Hopefully the bug will reoccur and I can track it down.

wimmer · April 19, 2002, 5:02am

so are you on nv20 (gf3) or nv10 (gf2)?

Michael

Devulon · April 19, 2002, 5:09am

memcpy is fast but not the fastest. THe main reason memcpy is slow is that it copies one byte at a time. If you are using floats for the verts (which you probably are) you need to copy 4 bytes at a time. Wait I am on to something 4 bytes = 32 bits. Which is a float.

Learn to program assembly. Its four lines to write a memcpy function that copies 4 bytes at a time. I wish I could give you source but to be honest its been a while since I have done it. (Although I really should get back into the habit). Let me go look at the intel website and I will post the code.

Devulon

wimmer · April 19, 2002, 9:50am

There is source for plenty of memcpy routines available on the net.

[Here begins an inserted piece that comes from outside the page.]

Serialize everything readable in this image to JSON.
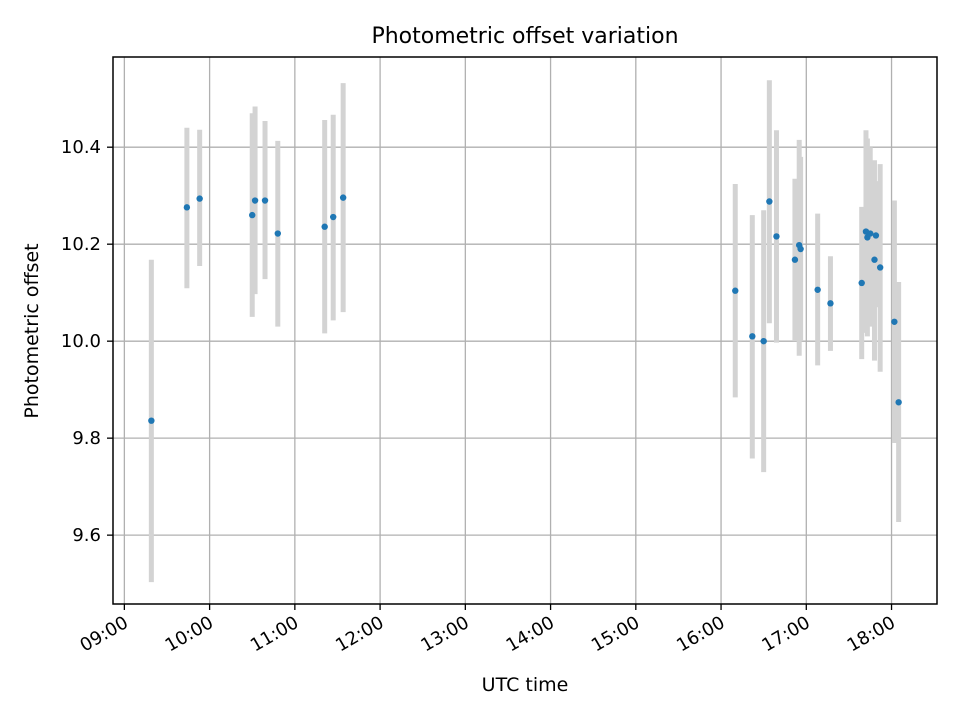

As jwatte pointed out, memcpy is actually very fast for AGP/Vidmem, and I don’t think you will need anything faster for any real-world application (at least not until AGP8x or more comes out…)

Michael

system · April 19, 2002, 10:17am

I beleive there are better versions of memcpy that copy 32 bits at a time, and can handle non 4 byte divisible array sizes. I already have something like this.

I havent tried it, but I heard using MMX is better for this since you can move 64 bits at a time.

Does anyone know if there are instructions for copying large chunks of data? Something that can move 1 KB with a single instruction perhaps?

V-man

imported_jwatte · April 19, 2002, 7:01pm

Please, people, read the fine source before posting on this forum. If you don’t, you’ll just end up perpetuating bad myths.

The MSVC implementation of memcpy() turns into a REP MOVSD, which copies 32 bits at a time, with minimal loop overhead. Any optimized UNIX libc will do a similar thing.

The issue is more that the CPU is so much faster than the memory subsystem these days, that copying longwords is not really faster than copying bytes :-/

When copying to cached memory, memcpy() wastes a lot of time write-allocating cache lines, which leads to pretty poor performance. Any “plain” instruction copy operation will have the same problem. The way to get copy to cached memory to go fast is to bypass the cache for the output buffer, or if you’re on AMD or PPC, to pre-clear the output buffer cache lines.

When writing TO AGP memory, you’re writing to un-cached memory, so the write allocation is not a problem. You can get some amount of speed-up by properly streaming DRAM pages and pre-warming the cache for the input buffer, but that’s about it. And it’s not like the ratio CPU : Memory speed will go DOWN anytime soon, so it’s only bound to get mooter.